Problématiques régionales
La promesse du printemps. Tunisie, 2011-2017 / Aziz Krichen, Paris, Éditions de La Sorbonne, coll. « Aux quatre vents », 2018, 400 p.
La promesse du printemps. Tunisie, 2011-2017 est une édition augmentée d’un premier ouvrage écrit en 2016 par l’homme politique et chercheur Aziz Krichen. Électron libre dans le paysage politique tunisien, l’auteur est passé par le militantisme d’extrême gauche, comme nombre d’intellectuels de sa génération, et a payé ses engagements de la prison et d’un double exil, sous Habib Bourguiba d’abord, puis sous Zine el-Abidine Ben Ali. La révolution de 2011 le ramène en Tunisie, où commence pour lui une nouvelle expérience : celle du pouvoir, puisqu’il occupe pendant deux ans le poste de ministre-conseiller auprès de Moncef Marzouki, président de la République de fin 2011 à fin 2014. Hormis quelques dizaines de pages dédiées à sa collaboration avec l’ex-président provisoire, puis à la rupture due à la dérive islamiste de ce dernier, cet ouvrage aussi dense qu’aisé à lire est davantage une analyse de ce que l’on pourrait appeler « la condition tunisienne » qu’une relation des événements auxquels l’auteur a participé.
Après avoir décrit le cadre international et les racines historiques dans lesquels se sont inscrits les soulèvements arabes de 2011, Aziz Krichen articule son analyse des événements traversés par la Tunisie autour de deux axes principaux. Selon lui, ce petit pays, qui a la chance d’être ni pétrolier ni proche des zones de conflit du Moyen-Orient, souffre depuis longtemps d’un clivage profond entre les élites et la société, s’incarnant dans la frontière qui sépare la Tunisie littorale, urbaine, partie prenante de la mondialisation, de l’intérieur rural, délaissé par les pouvoirs successifs. La seconde thèse de l’auteur est que l’affrontement idéologique entre modernistes et islamistes ne concerne que les élites et demeure extérieur à la société, qui a bien d’autres préoccupations, comme l’ont démontré selon lui les modalités du soulèvement de décembre 2010-janvier 2011. C’est la raison pour laquelle A. Krichen place le dépassement de cet affrontement au rang de nécessité historique qui permettra à la Tunisie de reprendre sa marche vers la construction d’un « projet national » esquissé sous Habid Bourguiba, abandonné par Zine el-Abidine Ben Ali, et toujours en jachère depuis 2011, malgré la révolution.
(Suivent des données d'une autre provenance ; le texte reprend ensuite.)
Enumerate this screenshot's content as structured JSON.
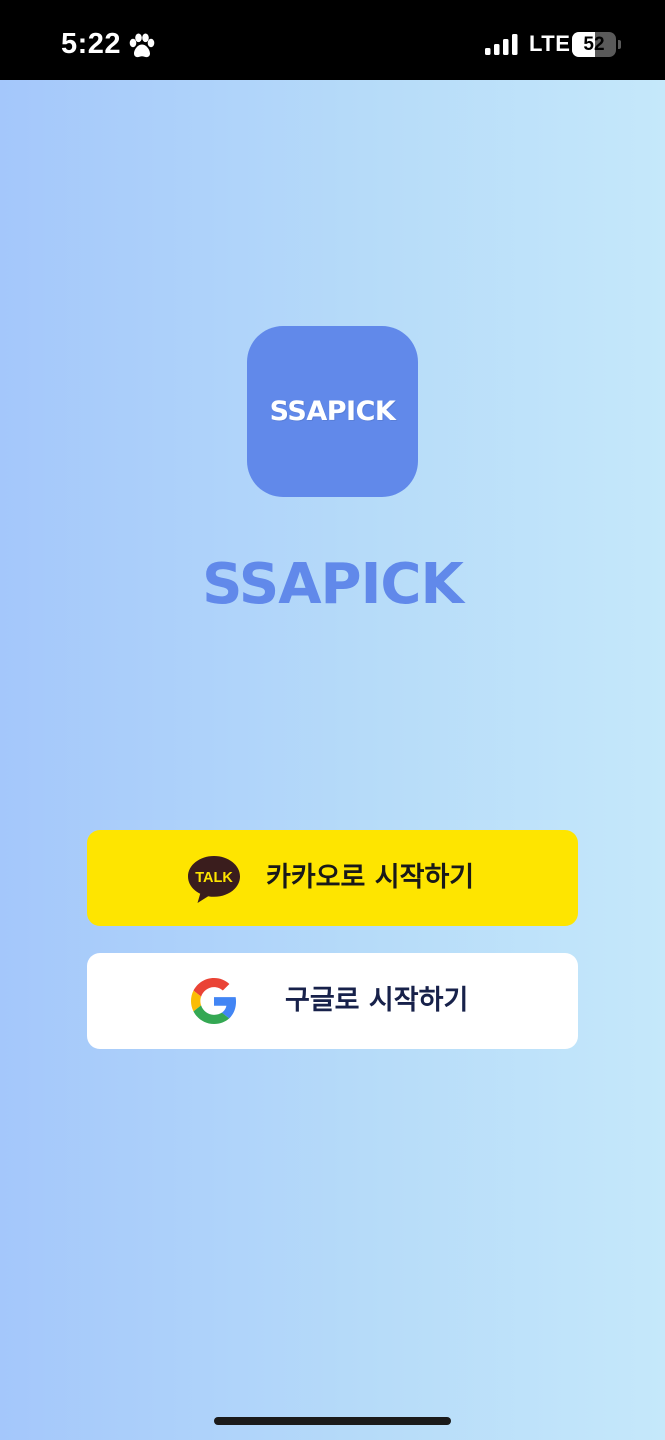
{
  "status_bar": {
    "time": "5:22",
    "network": "LTE",
    "battery_level": "52",
    "battery_fraction": 0.52
  },
  "app": {
    "icon_label": "SSAPICK",
    "title": "SSAPICK",
    "brand_color": "#6189ea"
  },
  "buttons": {
    "kakao": {
      "label": "카카오로 시작하기",
      "icon_text": "TALK",
      "background": "#fee500"
    },
    "google": {
      "label": "구글로 시작하기",
      "background": "#ffffff"
    }
  },
  "icons": {
    "status": [
      "paw-icon",
      "signal-icon",
      "battery-icon"
    ],
    "buttons": [
      "kakao-talk-icon",
      "google-icon"
    ]
  }
}
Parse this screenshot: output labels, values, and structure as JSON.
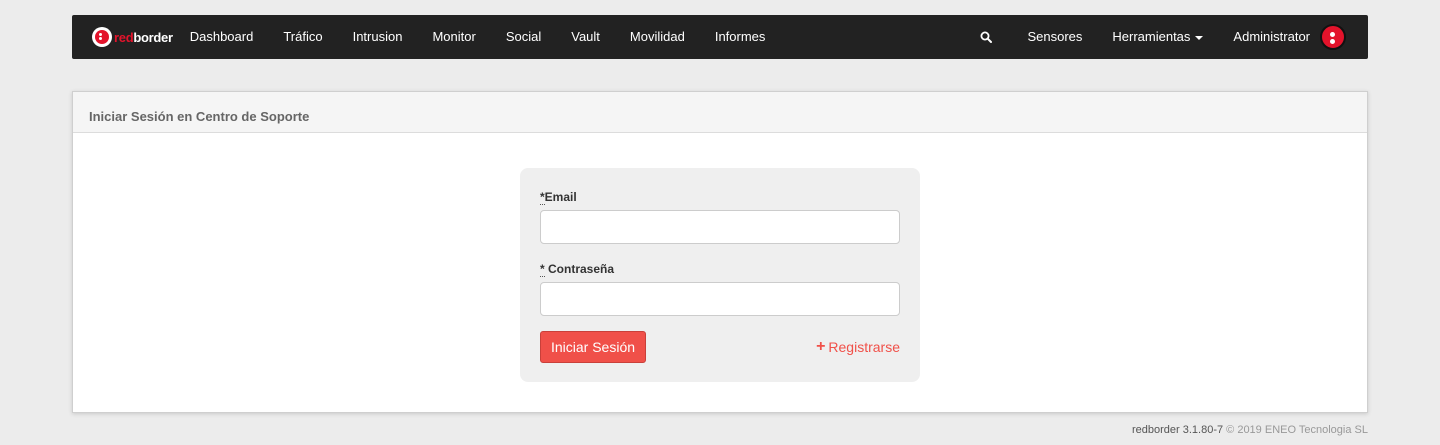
{
  "brand": {
    "red_part": "red",
    "white_part": "border"
  },
  "nav": {
    "items": [
      "Dashboard",
      "Tráfico",
      "Intrusion",
      "Monitor",
      "Social",
      "Vault",
      "Movilidad",
      "Informes"
    ],
    "sensores": "Sensores",
    "herramientas": "Herramientas",
    "user": "Administrator"
  },
  "panel": {
    "title": "Iniciar Sesión en Centro de Soporte"
  },
  "form": {
    "email_req": "*",
    "email_label": "Email",
    "email_value": "",
    "password_req": "*",
    "password_label": " Contraseña",
    "password_value": "",
    "submit_label": "Iniciar Sesión",
    "register_label": "Registrarse"
  },
  "footer": {
    "version": "redborder 3.1.80-7",
    "copyright": " © 2019 ENEO Tecnologia SL"
  },
  "colors": {
    "accent": "#f05049",
    "brand_red": "#e3132b",
    "navbar": "#222222"
  }
}
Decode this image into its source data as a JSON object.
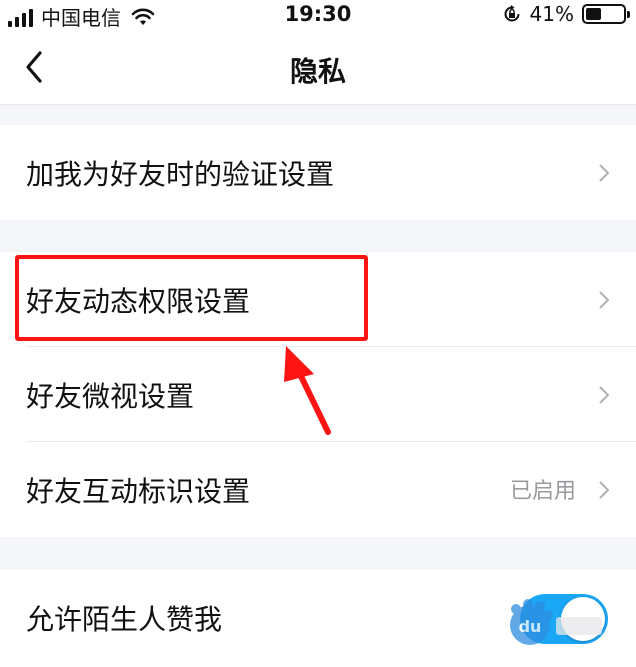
{
  "status_bar": {
    "carrier": "中国电信",
    "time": "19:30",
    "battery_text": "41%",
    "battery_level": 0.41
  },
  "nav": {
    "title": "隐私"
  },
  "groups": [
    {
      "items": [
        {
          "label": "加我为好友时的验证设置"
        }
      ]
    },
    {
      "items": [
        {
          "label": "好友动态权限设置",
          "highlighted": true
        },
        {
          "label": "好友微视设置"
        },
        {
          "label": "好友互动标识设置",
          "value": "已启用"
        }
      ]
    },
    {
      "items": [
        {
          "label": "允许陌生人赞我",
          "toggle_on": true
        }
      ]
    }
  ],
  "colors": {
    "accent": "#1aa7f5",
    "highlight": "#ff1414",
    "background": "#f5f6fa"
  },
  "watermark": {
    "text": "Baidu经验"
  }
}
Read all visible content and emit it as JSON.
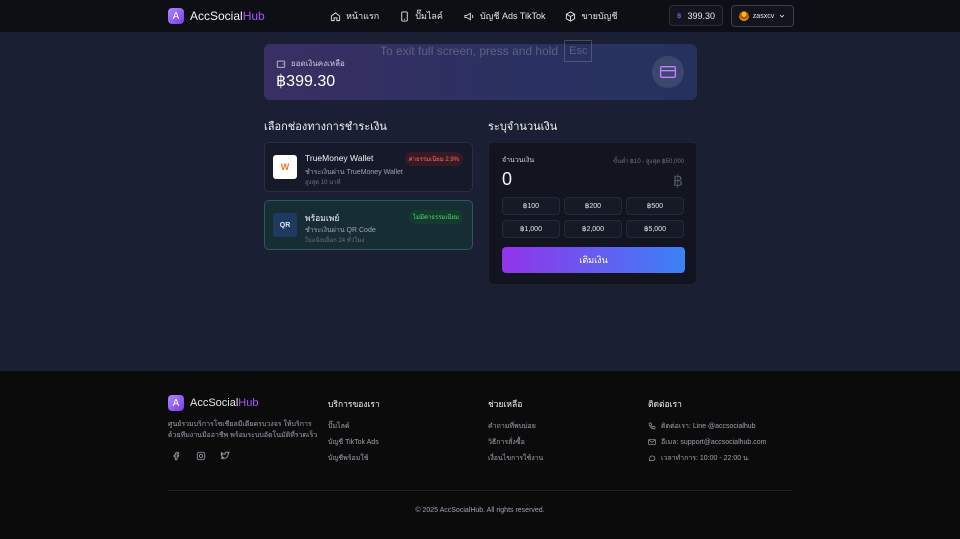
{
  "header": {
    "logo_letter": "A",
    "brand_main": "AccSocial",
    "brand_accent": "Hub",
    "nav": [
      {
        "label": "หน้าแรก",
        "icon": "home-icon"
      },
      {
        "label": "ปั๊มไลค์",
        "icon": "phone-icon"
      },
      {
        "label": "บัญชี Ads TikTok",
        "icon": "megaphone-icon"
      },
      {
        "label": "ขายบัญชี",
        "icon": "box-icon"
      }
    ],
    "balance_symbol": "฿",
    "balance": "399.30",
    "username": "zasxcv"
  },
  "overlay": {
    "text": "To exit full screen, press and hold",
    "key": "Esc"
  },
  "balance_card": {
    "label": "ยอดเงินคงเหลือ",
    "amount": "฿399.30"
  },
  "payment": {
    "title": "เลือกช่องทางการชำระเงิน",
    "methods": [
      {
        "name": "TrueMoney Wallet",
        "desc": "ชำระเงินผ่าน TrueMoney Wallet",
        "sub": "สูงสุด 10 นาที",
        "badge": "ค่าธรรมเนียม 2.9%",
        "logo_text": "W"
      },
      {
        "name": "พร้อมเพย์",
        "desc": "ชำระเงินผ่าน QR Code",
        "sub": "ใบแจ้งบล็อก 24 ชั่วโมง",
        "badge": "ไม่มีค่าธรรมเนียม",
        "logo_text": "QR"
      }
    ]
  },
  "amount": {
    "title": "ระบุจำนวนเงิน",
    "label": "จำนวนเงิน",
    "range": "ขั้นต่ำ ฿10 - สูงสุด ฿50,000",
    "value": "0",
    "currency": "฿",
    "quick": [
      "฿100",
      "฿200",
      "฿500",
      "฿1,000",
      "฿2,000",
      "฿5,000"
    ],
    "submit": "เติมเงิน"
  },
  "footer": {
    "logo_letter": "A",
    "brand_main": "AccSocial",
    "brand_accent": "Hub",
    "desc": "ศูนย์รวมบริการโซเชียลมีเดียครบวงจร ให้บริการด้วยทีมงานมืออาชีพ พร้อมระบบอัตโนมัติที่รวดเร็ว",
    "services": {
      "title": "บริการของเรา",
      "links": [
        "ปั๊มไลค์",
        "บัญชี TikTok Ads",
        "บัญชีพร้อมใช้"
      ]
    },
    "help": {
      "title": "ช่วยเหลือ",
      "links": [
        "คำถามที่พบบ่อย",
        "วิธีการสั่งซื้อ",
        "เงื่อนไขการใช้งาน"
      ]
    },
    "contact": {
      "title": "ติดต่อเรา",
      "items": [
        {
          "text": "ติดต่อเรา: Line @accsocialhub",
          "icon": "phone-icon"
        },
        {
          "text": "อีเมล: support@accsocialhub.com",
          "icon": "mail-icon"
        },
        {
          "text": "เวลาทำการ: 10:00 - 22:00 น.",
          "icon": "chat-icon"
        }
      ]
    },
    "copyright": "© 2025 AccSocialHub. All rights reserved."
  }
}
C’est pourquoi l’auteur se félicite du fait qu’au terme des élections législatives et présidentielle de 2014, la querelle idéologique, qui semblait irréductible, soit passée au second plan. Non qu’il approuve la situation actuelle ; au contraire, il réserve à la classe politique ses pages les plus dures, estimant que tous les partis – y compris Ennahdha – continuent de fonctionner sur les logiques de l’avant-2011, alors que les « masses » sont entrées de plain-pied dans l’après en réclamant un changement socio-économique radical. Car les dirigeants d’aujourd’hui – à quelque bord qu’ils appartiennent – sont incapables, selon A. Krichen, de solder l’héritage d’un demi-siècle de politiques économiques erronées pour faire entrer la Tunisie dans un système moderne, porteur d’équité et débarrassé du clientélisme qui interdit de produire de la « bonne » richesse. Pire, selon lui : alors que le pouvoir avait réussi, jusqu’à la fin du XXe siècle, à maintenir les oligarchies affairistes sous sa coupe, ces dernières soumettent aujourd’hui ce qui reste d’État à leurs exigences et ont fait entrer l’économie dans l’ère de l’informel mafieux, danger mortifère pour le pays.
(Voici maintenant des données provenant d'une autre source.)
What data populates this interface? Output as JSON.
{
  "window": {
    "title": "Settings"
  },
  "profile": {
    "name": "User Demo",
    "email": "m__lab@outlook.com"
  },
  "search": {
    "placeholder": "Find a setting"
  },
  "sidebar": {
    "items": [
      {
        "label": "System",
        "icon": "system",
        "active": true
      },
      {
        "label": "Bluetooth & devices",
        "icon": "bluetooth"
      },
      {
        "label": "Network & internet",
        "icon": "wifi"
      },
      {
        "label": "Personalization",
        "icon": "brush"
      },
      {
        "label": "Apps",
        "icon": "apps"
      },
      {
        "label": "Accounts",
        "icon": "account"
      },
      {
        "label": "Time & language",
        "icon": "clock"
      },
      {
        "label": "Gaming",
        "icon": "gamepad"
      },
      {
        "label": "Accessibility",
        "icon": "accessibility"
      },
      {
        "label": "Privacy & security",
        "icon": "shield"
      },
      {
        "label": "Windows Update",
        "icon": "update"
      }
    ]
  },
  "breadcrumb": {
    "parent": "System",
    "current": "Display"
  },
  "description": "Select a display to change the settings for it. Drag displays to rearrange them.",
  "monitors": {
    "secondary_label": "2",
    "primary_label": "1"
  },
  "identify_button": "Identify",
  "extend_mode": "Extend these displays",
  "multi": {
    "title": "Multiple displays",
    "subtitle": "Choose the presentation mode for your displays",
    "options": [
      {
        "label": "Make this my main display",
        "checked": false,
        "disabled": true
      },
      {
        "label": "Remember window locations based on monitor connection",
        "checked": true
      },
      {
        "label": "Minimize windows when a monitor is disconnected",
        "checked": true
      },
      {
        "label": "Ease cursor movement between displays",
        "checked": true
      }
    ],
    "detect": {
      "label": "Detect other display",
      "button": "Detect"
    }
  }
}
Ce sombre tableau est tempéré à la fin de l’ouvrage par la volonté de croire en l’avenir. Si la classe politique est d’une trivialité et d’une incompétence confinant au pathétique, la Tunisie n’en est pas moins entrée dans un processus de démocratisation qui laisse le champ libre à l’essentiel : l’amorce d’un changement socio-économique et culturel radical, dont l’auteur souligne l’urgente nécessité. Enfin, il veut voir dans le foisonnement actuel de la société civile le vivier d’une nouvelle classe politique qui pourrait bientôt remplacer celle d’aujourd’hui, usée selon lui jusqu’à la corde.
Une postface est consacrée à la nouvelle donne stratégique dans le monde arabe. Elle provoquera sans doute d’ardents débats, dans la mesure où l’auteur semble minimiser les causes internes des tragédies moyen-orientales pour attribuer aux seuls acteurs extérieurs l’expansion du djihadisme et ses conséquences. Le tableau qu’il ose de la situation actuelle n’en est pas moins stimulant, dans la mesure où il confirme le déclin de l’influence américaine au profit de nouveaux acteurs comme la Russie et l’Iran, grands vainqueurs de la guerre syrienne.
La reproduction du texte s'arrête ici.